Lawyers for the man suspected of murdering Madeleine McCann say he will refuse to answer questions because prosecutors must have proof he was involved in her disappearance, according to a newspaper report.
German investigators believe Christian Bruckner killed Madeleine soon after abducting her from a holiday apartment in the Portuguese resort of Praia da Luz in May, 2007.
The Times says investigators are searching for a link connecting Bruckner to an incident involving a 10-year-old British girl in the same resort in 2005, the same year Bruckner raped a woman at a villa nearby.
The paper said police were also aware of nine sexual assaults and three attempts against British girls aged from six to 12 who were holidaying in the area between 2004 and 2006.
Bruckner's lawyer Friedrich Fulscher was quoted by The Times as saying: "Mr B is remaining silent on the allegation at this time on the advice of his defence counsel.
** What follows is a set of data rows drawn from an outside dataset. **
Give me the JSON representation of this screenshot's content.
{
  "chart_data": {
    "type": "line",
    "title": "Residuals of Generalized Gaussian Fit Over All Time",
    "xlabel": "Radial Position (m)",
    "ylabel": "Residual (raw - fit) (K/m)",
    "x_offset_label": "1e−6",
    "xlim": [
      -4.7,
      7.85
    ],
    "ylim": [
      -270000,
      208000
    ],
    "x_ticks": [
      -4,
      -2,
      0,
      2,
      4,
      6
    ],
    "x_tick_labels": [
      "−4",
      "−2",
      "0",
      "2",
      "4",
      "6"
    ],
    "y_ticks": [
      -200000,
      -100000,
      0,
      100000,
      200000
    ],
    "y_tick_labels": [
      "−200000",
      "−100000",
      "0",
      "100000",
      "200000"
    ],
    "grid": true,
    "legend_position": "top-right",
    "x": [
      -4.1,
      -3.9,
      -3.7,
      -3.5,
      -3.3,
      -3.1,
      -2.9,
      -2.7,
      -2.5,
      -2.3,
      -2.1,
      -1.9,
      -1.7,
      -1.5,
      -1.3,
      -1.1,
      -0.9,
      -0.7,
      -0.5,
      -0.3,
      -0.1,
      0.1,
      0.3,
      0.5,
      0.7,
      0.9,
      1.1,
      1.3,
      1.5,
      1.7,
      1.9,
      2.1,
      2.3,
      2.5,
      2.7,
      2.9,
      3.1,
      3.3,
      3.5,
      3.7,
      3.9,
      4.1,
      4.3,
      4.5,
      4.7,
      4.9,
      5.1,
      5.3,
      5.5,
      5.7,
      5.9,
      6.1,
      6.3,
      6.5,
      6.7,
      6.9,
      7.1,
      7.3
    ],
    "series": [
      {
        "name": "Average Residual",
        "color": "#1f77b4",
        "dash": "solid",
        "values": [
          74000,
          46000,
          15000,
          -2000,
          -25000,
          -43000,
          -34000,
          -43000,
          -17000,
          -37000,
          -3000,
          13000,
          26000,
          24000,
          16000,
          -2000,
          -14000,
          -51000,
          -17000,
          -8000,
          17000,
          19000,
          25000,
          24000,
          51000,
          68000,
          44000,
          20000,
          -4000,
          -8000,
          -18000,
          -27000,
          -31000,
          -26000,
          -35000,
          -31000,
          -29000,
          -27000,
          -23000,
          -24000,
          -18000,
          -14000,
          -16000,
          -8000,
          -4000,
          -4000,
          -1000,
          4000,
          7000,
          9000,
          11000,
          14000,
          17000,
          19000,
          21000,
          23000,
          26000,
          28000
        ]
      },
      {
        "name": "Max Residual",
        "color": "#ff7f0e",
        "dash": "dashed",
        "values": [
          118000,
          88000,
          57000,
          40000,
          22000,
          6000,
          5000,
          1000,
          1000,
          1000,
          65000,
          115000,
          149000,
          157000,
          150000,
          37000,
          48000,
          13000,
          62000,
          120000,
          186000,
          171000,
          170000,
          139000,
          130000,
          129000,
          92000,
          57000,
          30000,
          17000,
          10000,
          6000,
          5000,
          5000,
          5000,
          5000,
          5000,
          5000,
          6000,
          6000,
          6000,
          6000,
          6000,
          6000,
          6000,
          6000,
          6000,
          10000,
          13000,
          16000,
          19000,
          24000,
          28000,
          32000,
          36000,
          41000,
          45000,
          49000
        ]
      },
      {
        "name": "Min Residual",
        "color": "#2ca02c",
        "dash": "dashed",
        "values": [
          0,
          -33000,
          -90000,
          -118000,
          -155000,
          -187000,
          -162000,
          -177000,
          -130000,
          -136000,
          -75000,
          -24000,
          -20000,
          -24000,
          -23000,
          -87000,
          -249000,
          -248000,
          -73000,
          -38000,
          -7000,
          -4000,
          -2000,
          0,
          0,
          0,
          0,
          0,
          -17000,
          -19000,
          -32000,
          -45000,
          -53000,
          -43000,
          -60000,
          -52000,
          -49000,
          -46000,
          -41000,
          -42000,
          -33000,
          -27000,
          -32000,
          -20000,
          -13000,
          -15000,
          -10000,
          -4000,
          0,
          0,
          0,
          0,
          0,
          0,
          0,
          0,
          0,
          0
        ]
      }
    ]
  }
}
This is quite common in criminal proceedings.
"It is the duty of the state to prove that a suspect committed a crime. No accused person has to prove his innocence to the investigating authorities."
Bruckner, 43, is in jail in Germany for drug dealing. He is appealing against a conviction for the 2005 rape.
Asked how Bruckner responds to reports linking him to other cases around Europe, Mr Fulscher said: "We are reviewing every article and will decide on a case-by-case basis whether to take legal action against the media concerned."
Meanwhile, a former German police chief has admitted it was a "huge mistake" to notify Bruckner in 2013 that he was a person of interest in Madeleine's disappearance.
Police in Braunschweig, northern Germany, sent Bruckner a summons letter seven years ago to appear for "questioning" in relation to the "missing persons case Madeleine McCann (crime scene Portugal)", The Daily Telegraph reports.
The move happened before a significant police investigation, and may have allowed Bruckner to destroy any evidence that may have existed, experts told the German newspaper Der Spiegel last week.
Ulf Kuch, the former head of police in the German city of Braunschweig, said sending the letter "was a huge mistake".
Mr Kuch said he did not know about the Bruckner summons despite his role at the time as supervisor for the officer who issued the notice, The Telegraph reported.
Portuguese police are said to be considering searching abandoned wells near a farmhouse rented by Bruckner on the outskirts of Praia da Luz in hope of finding clues into Madeleine's disappearance, The Times says.